И сейчас я полон сил и желания дать Саре столько «полезной информации», сколько может поместиться на страницах ее блокнота.
— Давай заключим сделку, — предлагаю я, взяв обе ее руки в свои. — Никто из нас не будет встречаться с кем-то еще на стороне.
Она кивает.
— Но большего ты от меня требовать не можешь. Ты не мой парень.
— Договорились, — соглашаюсь я. Хорошо, что я не хочу быть ее парнем, а то сейчас, наверное, почувствовал бы себя обиженным. Отпустив Сару, протягиваю руку для пожатия. Сара плюет на ладонь, хотя я этого не делал, и подает руку. Скрепив сделку, Сара вытаскивает из-под стола рюкзак и блокнот, а я, воспользовавшись тем, что она отвлеклась, вытираю ладонь об штаны. Она перебрасывает лямку рюкзака через плечо, и мы направляемся к двери.

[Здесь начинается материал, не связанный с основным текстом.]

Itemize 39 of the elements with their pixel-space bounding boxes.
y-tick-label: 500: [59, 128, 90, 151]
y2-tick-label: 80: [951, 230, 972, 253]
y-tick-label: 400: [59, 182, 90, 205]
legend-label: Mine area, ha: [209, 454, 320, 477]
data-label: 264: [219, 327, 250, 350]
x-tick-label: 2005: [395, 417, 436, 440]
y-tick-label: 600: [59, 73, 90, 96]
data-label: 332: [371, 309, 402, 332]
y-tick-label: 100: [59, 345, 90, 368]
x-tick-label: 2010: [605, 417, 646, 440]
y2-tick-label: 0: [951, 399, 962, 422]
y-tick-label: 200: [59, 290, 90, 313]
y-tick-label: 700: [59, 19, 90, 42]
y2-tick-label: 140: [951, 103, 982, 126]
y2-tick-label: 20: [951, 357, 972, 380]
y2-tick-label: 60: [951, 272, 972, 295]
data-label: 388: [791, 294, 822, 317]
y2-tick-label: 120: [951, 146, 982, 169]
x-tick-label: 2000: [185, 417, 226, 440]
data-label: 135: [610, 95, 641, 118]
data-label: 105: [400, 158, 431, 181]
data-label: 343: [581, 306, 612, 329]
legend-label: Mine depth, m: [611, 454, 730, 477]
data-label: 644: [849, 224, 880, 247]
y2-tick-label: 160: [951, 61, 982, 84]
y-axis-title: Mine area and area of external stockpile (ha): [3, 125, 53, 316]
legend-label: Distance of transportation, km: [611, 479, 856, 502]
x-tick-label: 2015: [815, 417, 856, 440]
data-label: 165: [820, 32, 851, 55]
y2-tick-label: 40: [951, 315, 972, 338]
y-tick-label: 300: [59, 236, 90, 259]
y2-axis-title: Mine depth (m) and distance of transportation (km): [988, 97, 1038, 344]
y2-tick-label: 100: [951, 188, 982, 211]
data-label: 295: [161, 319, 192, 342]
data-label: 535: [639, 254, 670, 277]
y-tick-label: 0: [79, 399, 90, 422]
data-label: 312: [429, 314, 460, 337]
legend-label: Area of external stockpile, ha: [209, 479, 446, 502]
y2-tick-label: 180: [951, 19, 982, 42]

— Да, Сара, еще кое-что, — говорю я, когда мы уже почти вышли в коридор. — Еще одно условие.
— Да, Ренегат?
— Я сам выбираю эксперименты.
12
По дороге мы заходим в комнату администрации, где, на счастье, ночью никого нет, и берем ключ от номера, в котором предположительно находится доктор Кинк. Пока мы спускаемся в подвал, Сара успевает составить целый список правил, согласно которым должны проводиться наши с ней «эксперименты». Вскоре предписания, по которым должны развиваться эти псевдоотношения, начинают напоминать компьютерный квест. Это здорово. Чем больше правил она придумывает, тем больше я воодушевляюсь, хотя ей, конечно, рассказывать об этом не хочу. У меня такое чувство, что ей нравится думать, будто обилие правил меня удручает — что я не привык играть по правилам, или что-то в этом роде.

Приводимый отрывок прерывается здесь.